In her book “Christianity for the Rest of Us”, Diana Butler Bass refers to M. Night Shyamalan’s film “The Village” in which a group of people escapes the contemporary world’s chaos by constructing an alternative community completely separated from the rest of society. It is protected by strict and unvarying rules and customs based on the model of a 19th Century pioneer town. In a moment of crisis, the town elders realise they must send someone out of the village in order to save what they most value. They choose a blind girl, so that she might not see and be contaminated by the world. Her journey is terrifying, but she eventually discovers that love, salvation and redemption lay only outside the walls and in risking the unknown.
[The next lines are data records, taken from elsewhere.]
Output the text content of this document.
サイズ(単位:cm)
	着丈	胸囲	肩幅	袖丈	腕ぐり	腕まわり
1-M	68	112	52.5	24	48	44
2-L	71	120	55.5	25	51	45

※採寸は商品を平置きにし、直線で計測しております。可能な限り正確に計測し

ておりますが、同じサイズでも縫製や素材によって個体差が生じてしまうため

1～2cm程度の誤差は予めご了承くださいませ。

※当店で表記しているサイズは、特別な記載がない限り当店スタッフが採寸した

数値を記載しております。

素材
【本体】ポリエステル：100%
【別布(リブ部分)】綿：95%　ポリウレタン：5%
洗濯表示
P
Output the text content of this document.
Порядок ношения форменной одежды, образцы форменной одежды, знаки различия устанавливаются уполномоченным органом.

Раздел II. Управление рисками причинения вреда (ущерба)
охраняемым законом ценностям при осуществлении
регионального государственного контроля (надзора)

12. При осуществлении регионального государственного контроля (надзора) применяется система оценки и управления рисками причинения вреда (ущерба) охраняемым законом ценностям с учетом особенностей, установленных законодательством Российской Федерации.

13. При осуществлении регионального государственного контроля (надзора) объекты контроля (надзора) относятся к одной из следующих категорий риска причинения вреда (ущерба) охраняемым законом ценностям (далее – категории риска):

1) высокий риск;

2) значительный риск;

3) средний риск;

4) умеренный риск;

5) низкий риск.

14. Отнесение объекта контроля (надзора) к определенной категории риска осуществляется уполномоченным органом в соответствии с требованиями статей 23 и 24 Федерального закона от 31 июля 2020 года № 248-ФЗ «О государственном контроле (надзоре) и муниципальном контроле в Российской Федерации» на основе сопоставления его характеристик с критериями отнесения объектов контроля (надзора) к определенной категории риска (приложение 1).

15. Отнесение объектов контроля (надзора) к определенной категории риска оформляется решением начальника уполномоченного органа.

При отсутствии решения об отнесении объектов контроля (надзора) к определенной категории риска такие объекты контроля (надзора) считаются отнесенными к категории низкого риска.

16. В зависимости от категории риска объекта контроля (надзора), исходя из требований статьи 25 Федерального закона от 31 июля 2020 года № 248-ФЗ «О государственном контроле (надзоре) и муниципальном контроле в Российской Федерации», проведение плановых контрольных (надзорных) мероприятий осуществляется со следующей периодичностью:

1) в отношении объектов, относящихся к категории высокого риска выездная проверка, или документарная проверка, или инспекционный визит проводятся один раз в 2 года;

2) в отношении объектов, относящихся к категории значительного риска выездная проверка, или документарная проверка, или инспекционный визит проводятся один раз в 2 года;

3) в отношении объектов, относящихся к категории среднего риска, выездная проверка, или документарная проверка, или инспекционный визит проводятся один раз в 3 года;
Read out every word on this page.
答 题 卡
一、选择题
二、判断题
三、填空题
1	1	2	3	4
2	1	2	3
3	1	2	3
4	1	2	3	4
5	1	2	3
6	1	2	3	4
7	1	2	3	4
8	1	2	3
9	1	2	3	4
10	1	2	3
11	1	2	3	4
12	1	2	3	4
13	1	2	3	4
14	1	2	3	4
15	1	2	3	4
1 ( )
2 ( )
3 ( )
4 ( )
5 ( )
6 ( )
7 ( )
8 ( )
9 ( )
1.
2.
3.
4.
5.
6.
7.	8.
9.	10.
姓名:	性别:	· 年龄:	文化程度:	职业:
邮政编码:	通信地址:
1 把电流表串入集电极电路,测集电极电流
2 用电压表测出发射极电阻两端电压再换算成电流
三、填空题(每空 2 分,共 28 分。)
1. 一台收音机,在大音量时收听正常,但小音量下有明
Bass writes: “What if the story is not just the journey of a single blind girl?… What if the whole village went on a journey to see? On my journey, I travelled with those who are more comfortable in the wilderness, people who are willing to explore the new terrain around them. Yet they did not travel alone. I found that in the breakdown of old villages, Christians are forming a different sort of village in congregations around the country. Not spiritual gated communities or protected rural villages. Rather, their new kind of village is a pilgrim community embarked on a journey of rediscovering Christianity, where people can forge new faith ties in a frightening and fragmented world. For those I met, change was not always easy, and their churches were not perfect. But they embodied courage, creativity, and imagination. And risk.”

Blessings on your journey, pilgrims. Remember the risen Lord walks with you.